IL-27 is a member of the IL-12 family of heterodimeric cytokines that have immunosuppressive functions. IL-27 can inhibit pro-inflammatory cytokine production by effector T cells, including TH1, TH2, and TH17 cells48. Of note, naïve CD4+ T cells are reported to express IL-27R, whose expression is downregulated in the presence of TCR signaling. IL-27 can directly upregulate the expression of CD274, which encodes PD-L1, an immune checkpoint inhibitor that binds to PD-1, on naïve CD4+ T cells in a STAT1-dependent manner49. IL-27-primed naïve T cells inhibit TH17 differentiation by expressing PD-L1, which ameliorates the development of autoimmune encephalomyelitis50. Hence, IL-27 can induce bystander activation of naïve CD4+ T cells, leading to acquisition of antigen-independent inhibitory function. This suggests a potent role for the antigen-independent regulatory function of T cells during inflammation, which merits further investigation.

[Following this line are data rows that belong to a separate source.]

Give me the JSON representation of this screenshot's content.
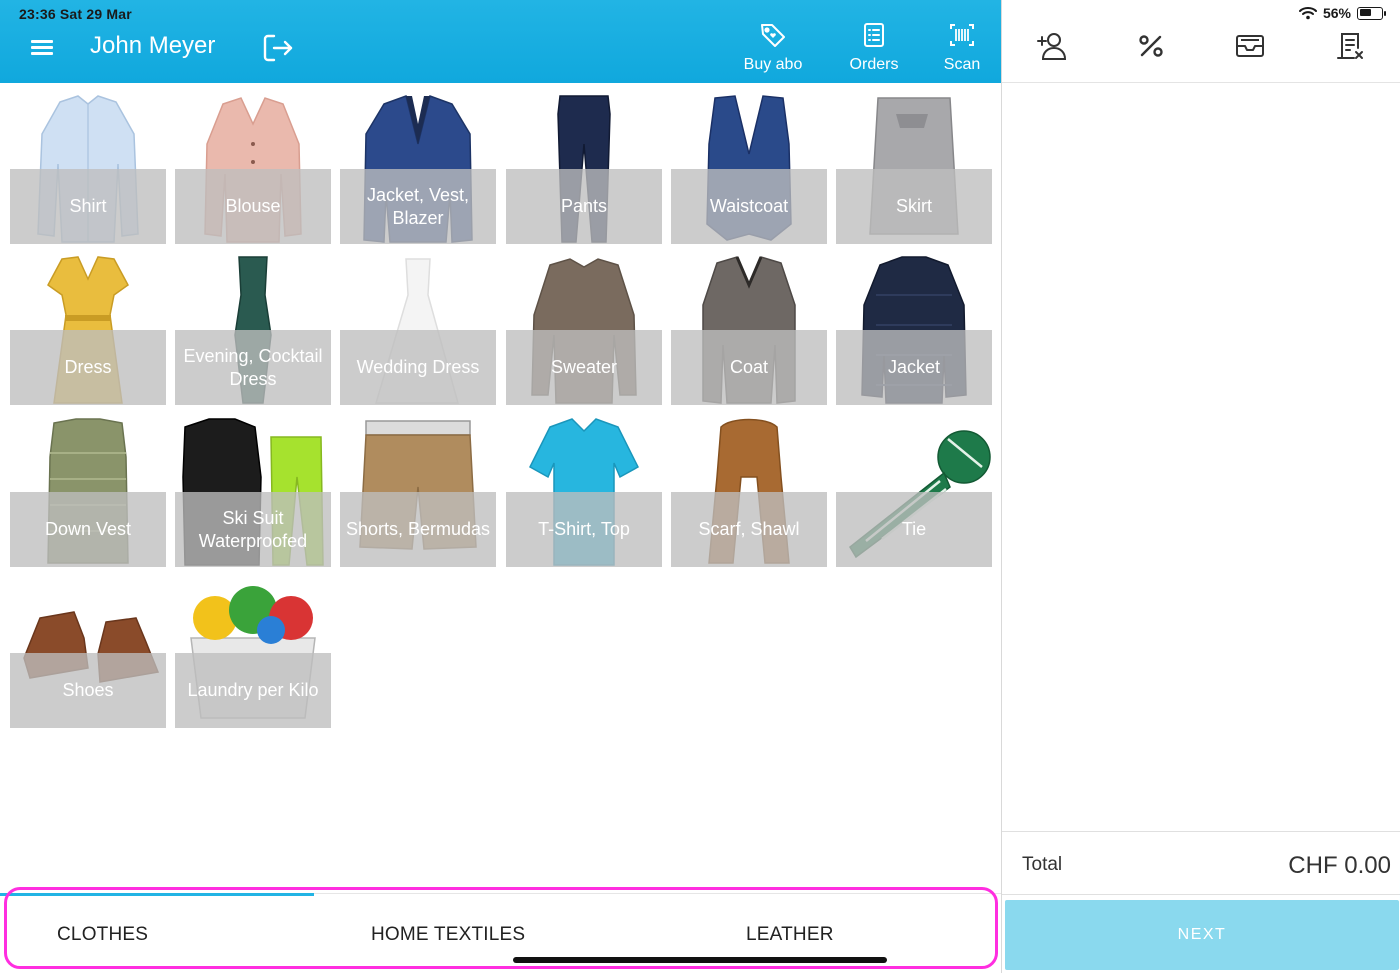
{
  "status_bar": {
    "time_date": "23:36   Sat 29 Mar",
    "battery_text": "56%",
    "battery_level": 0.56
  },
  "header": {
    "menu_icon": "hamburger-menu-icon",
    "user_name": "John Meyer",
    "logout_icon": "logout-icon",
    "actions": [
      {
        "label": "Buy abo",
        "icon": "tag-heart-icon"
      },
      {
        "label": "Orders",
        "icon": "list-document-icon"
      },
      {
        "label": "Scan",
        "icon": "barcode-icon"
      }
    ],
    "colors": {
      "bar": "#22b4e4",
      "text": "#ffffff"
    }
  },
  "items": [
    {
      "label": "Shirt"
    },
    {
      "label": "Blouse"
    },
    {
      "label": "Jacket, Vest, Blazer"
    },
    {
      "label": "Pants"
    },
    {
      "label": "Waistcoat"
    },
    {
      "label": "Skirt"
    },
    {
      "label": "Dress"
    },
    {
      "label": "Evening, Cocktail Dress"
    },
    {
      "label": "Wedding Dress"
    },
    {
      "label": "Sweater"
    },
    {
      "label": "Coat"
    },
    {
      "label": "Jacket"
    },
    {
      "label": "Down Vest"
    },
    {
      "label": "Ski Suit Waterproofed"
    },
    {
      "label": "Shorts, Bermudas"
    },
    {
      "label": "T-Shirt, Top"
    },
    {
      "label": "Scarf, Shawl"
    },
    {
      "label": "Tie"
    },
    {
      "label": "Shoes"
    },
    {
      "label": "Laundry per Kilo"
    }
  ],
  "tabs": [
    {
      "label": "CLOTHES",
      "active": true
    },
    {
      "label": "HOME TEXTILES",
      "active": false
    },
    {
      "label": "LEATHER",
      "active": false
    }
  ],
  "right_panel": {
    "toolbar_icons": [
      "add-customer-icon",
      "percent-icon",
      "inbox-tray-icon",
      "receipt-cancel-icon"
    ],
    "total_label": "Total",
    "total_value": "CHF 0.00",
    "next_label": "NEXT",
    "colors": {
      "next_button": "#8ad9ee"
    }
  }
}
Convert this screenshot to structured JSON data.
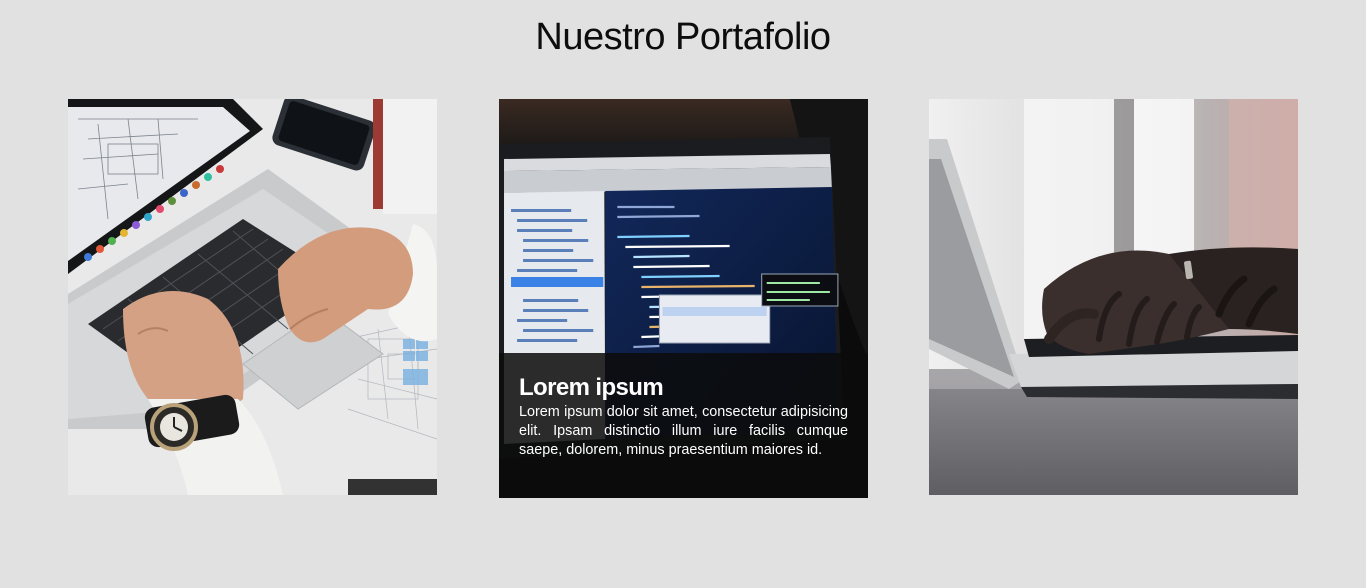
{
  "portfolio": {
    "title": "Nuestro Portafolio",
    "items": [
      {
        "image": "laptop-blueprints-photo"
      },
      {
        "image": "laptop-code-editor-photo",
        "caption_title": "Lorem ipsum",
        "caption_text": "Lorem ipsum dolor sit amet, consectetur adipisicing elit. Ipsam distinctio illum iure facilis cumque saepe, dolorem, minus praesentium maiores id."
      },
      {
        "image": "hands-typing-laptop-photo"
      }
    ]
  },
  "colors": {
    "page_background": "#e1e1e1",
    "overlay_background": "#0c0c0c",
    "title_text": "#0d0d0d"
  }
}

Induction of bystander CD4+ T-cell activation through TLR signaling

TLRs are one of the key participants in innate immunity. The discovery and functional characterization of TLRs furthered our understanding of how innate immune cells rapidly respond to microbial pathogen invasion51. Recent studies, however, demonstrate that T cells can express a variety of TLRs52. Direct activation of TLR signaling in effector/memory CD4+ T cells induces innate-like effector function (Fig. 2).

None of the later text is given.